17 Agosto 2024
"Ele que prefere que você ame ao próximo do que ame a ele, mas o mandamento de amar a Deus é o primeiro e não o segundo. Por quê? Porque tudo começa do amor", escreve Paolo Ricca, teólogo, pastor valdense italiano e professor emérito da Faculdade Valdense de Teologia, em artigo publicado por Sant'egidio, movimento internacional de leigos, baseado na oração, na solidariedade, no ecumenismo e diálogo, 26-01-2024. A tradução é de Luisa Rabolini.
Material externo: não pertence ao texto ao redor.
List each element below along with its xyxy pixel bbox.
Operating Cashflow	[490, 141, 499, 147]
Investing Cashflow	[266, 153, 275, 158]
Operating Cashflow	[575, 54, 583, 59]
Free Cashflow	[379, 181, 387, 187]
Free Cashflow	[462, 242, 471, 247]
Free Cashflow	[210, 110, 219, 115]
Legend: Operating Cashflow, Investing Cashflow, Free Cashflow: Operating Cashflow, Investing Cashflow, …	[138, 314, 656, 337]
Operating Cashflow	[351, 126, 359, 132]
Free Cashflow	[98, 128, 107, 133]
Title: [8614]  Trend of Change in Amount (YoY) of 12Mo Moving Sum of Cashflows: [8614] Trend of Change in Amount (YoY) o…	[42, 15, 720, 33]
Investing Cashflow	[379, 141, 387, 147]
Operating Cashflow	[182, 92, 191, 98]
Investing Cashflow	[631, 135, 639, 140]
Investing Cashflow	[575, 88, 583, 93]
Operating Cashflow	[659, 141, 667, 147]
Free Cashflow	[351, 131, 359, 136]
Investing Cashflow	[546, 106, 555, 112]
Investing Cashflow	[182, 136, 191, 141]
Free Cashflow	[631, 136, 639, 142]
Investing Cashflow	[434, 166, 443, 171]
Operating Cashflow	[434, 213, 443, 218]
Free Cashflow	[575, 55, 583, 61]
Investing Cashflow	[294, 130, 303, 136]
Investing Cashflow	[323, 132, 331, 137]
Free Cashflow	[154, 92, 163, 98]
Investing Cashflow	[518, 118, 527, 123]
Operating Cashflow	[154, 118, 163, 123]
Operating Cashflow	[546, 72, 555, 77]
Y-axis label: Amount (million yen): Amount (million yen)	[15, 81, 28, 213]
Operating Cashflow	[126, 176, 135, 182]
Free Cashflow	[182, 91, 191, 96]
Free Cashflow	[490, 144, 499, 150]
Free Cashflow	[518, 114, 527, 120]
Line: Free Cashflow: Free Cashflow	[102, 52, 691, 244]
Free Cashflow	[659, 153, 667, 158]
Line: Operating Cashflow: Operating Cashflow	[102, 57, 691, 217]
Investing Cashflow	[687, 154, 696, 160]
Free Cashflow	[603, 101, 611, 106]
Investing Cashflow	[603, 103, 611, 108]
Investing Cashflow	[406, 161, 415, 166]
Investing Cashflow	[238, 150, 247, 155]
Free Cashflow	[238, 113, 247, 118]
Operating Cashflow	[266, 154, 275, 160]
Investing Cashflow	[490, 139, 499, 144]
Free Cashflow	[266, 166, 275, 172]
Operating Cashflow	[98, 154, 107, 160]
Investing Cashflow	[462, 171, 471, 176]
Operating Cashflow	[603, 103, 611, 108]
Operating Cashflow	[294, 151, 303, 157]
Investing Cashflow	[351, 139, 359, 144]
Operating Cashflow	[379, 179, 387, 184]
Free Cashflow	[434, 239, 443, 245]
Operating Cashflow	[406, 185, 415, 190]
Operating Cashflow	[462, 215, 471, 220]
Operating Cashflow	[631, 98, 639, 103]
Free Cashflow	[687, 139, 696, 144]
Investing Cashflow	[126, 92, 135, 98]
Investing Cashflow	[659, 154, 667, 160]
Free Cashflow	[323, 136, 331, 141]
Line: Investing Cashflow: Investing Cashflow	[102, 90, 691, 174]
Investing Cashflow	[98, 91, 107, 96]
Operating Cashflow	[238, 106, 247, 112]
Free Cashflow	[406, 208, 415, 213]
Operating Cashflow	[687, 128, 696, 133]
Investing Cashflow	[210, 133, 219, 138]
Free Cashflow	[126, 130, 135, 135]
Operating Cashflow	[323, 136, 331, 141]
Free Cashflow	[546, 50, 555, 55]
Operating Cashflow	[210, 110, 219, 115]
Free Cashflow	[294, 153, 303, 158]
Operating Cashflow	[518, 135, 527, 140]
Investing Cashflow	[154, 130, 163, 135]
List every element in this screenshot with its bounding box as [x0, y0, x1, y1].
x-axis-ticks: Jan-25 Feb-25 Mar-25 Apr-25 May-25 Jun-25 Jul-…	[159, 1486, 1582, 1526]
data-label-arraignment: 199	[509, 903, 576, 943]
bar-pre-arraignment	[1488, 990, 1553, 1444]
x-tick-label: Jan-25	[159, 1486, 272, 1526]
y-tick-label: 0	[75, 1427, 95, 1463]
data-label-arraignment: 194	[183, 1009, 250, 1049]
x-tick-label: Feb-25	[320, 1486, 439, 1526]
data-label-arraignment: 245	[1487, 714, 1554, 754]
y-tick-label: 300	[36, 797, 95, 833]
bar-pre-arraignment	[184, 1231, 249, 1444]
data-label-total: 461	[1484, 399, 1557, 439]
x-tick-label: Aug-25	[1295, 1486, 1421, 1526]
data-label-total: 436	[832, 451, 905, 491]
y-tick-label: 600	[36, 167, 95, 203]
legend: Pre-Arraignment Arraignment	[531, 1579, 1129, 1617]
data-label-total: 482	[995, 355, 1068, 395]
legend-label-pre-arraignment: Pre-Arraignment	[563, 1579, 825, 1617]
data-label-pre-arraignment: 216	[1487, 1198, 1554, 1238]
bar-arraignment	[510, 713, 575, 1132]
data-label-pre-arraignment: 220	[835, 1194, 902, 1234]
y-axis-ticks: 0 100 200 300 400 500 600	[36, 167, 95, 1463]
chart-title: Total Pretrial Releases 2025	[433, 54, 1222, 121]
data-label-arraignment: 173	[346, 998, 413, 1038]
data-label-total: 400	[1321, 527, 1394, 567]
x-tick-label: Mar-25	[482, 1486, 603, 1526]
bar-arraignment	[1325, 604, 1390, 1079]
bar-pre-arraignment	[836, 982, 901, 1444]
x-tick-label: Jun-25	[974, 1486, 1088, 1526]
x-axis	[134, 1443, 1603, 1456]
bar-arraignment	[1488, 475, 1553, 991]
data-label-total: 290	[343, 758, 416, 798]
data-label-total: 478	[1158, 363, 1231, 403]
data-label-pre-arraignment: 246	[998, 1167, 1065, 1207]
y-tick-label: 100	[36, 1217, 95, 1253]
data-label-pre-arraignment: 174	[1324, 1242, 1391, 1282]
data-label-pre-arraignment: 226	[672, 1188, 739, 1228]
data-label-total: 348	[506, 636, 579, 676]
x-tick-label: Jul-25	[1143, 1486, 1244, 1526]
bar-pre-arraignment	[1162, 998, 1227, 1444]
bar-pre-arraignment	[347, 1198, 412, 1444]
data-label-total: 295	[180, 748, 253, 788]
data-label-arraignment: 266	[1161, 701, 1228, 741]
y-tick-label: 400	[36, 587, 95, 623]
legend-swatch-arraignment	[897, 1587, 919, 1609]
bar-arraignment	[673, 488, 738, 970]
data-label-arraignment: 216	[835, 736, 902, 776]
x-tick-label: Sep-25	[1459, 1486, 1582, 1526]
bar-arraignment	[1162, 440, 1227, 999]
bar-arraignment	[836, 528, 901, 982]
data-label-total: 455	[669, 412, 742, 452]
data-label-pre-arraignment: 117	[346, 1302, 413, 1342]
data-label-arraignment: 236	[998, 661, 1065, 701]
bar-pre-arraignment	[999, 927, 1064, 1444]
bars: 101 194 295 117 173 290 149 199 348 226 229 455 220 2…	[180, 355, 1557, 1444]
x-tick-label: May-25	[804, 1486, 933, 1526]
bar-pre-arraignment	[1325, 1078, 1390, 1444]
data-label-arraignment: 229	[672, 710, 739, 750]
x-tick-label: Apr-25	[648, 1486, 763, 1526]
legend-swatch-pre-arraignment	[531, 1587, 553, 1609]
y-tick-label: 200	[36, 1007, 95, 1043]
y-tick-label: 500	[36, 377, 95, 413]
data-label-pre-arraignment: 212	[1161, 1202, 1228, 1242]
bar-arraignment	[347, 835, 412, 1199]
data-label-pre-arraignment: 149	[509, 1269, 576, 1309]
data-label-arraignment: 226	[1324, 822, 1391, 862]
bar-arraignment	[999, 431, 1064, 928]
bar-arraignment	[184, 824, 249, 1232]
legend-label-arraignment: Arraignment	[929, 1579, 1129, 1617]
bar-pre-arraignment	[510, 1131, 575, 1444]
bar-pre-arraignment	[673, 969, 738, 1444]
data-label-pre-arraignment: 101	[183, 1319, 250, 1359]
O artigo foi publicado pelo Instituto Humanitas Unisinos - IHU, 06-02-2024.
Eis o artigo.
Meditação do pastor valdense Paolo Ricca, na Semana de Oração pela Unidade dos Cristãos. Naquele tempo aproximou-se dele um dos escribas que os tinha ouvido disputar, e sabendo que lhes tinha respondido bem, perguntou-lhe: Qual é o primeiro de todos os mandamentos? E Jesus respondeu-lhe: O primeiro de todos os mandamentos é: Ouve, Israel, o Senhor nosso Deus é o único Senhor. Amarás, pois, ao Senhor teu Deus de todo o teu coração, e de toda a tua alma, e de todo o teu entendimento, e de todas as tuas forças; este é o primeiro mandamento. E o segundo, semelhante a este, é: Amarás o teu próximo como a ti mesmo. Não há outro mandamento maior do que estes. E o escriba lhe disse: Muito bem, Mestre, e com verdade disseste que há um só Deus, e que não há outro além dele; E que amá-lo de todo o coração, e de todo o entendimento, e de toda a alma, e de todas as forças, e amar o próximo como a si mesmo, é mais do que todos os holocaustos e sacrifícios. E Jesus, vendo que havia respondido sabiamente, disse-lhe: Não estás longe do reino de Deus. E já ninguém ousava perguntar-lhe mais nada.”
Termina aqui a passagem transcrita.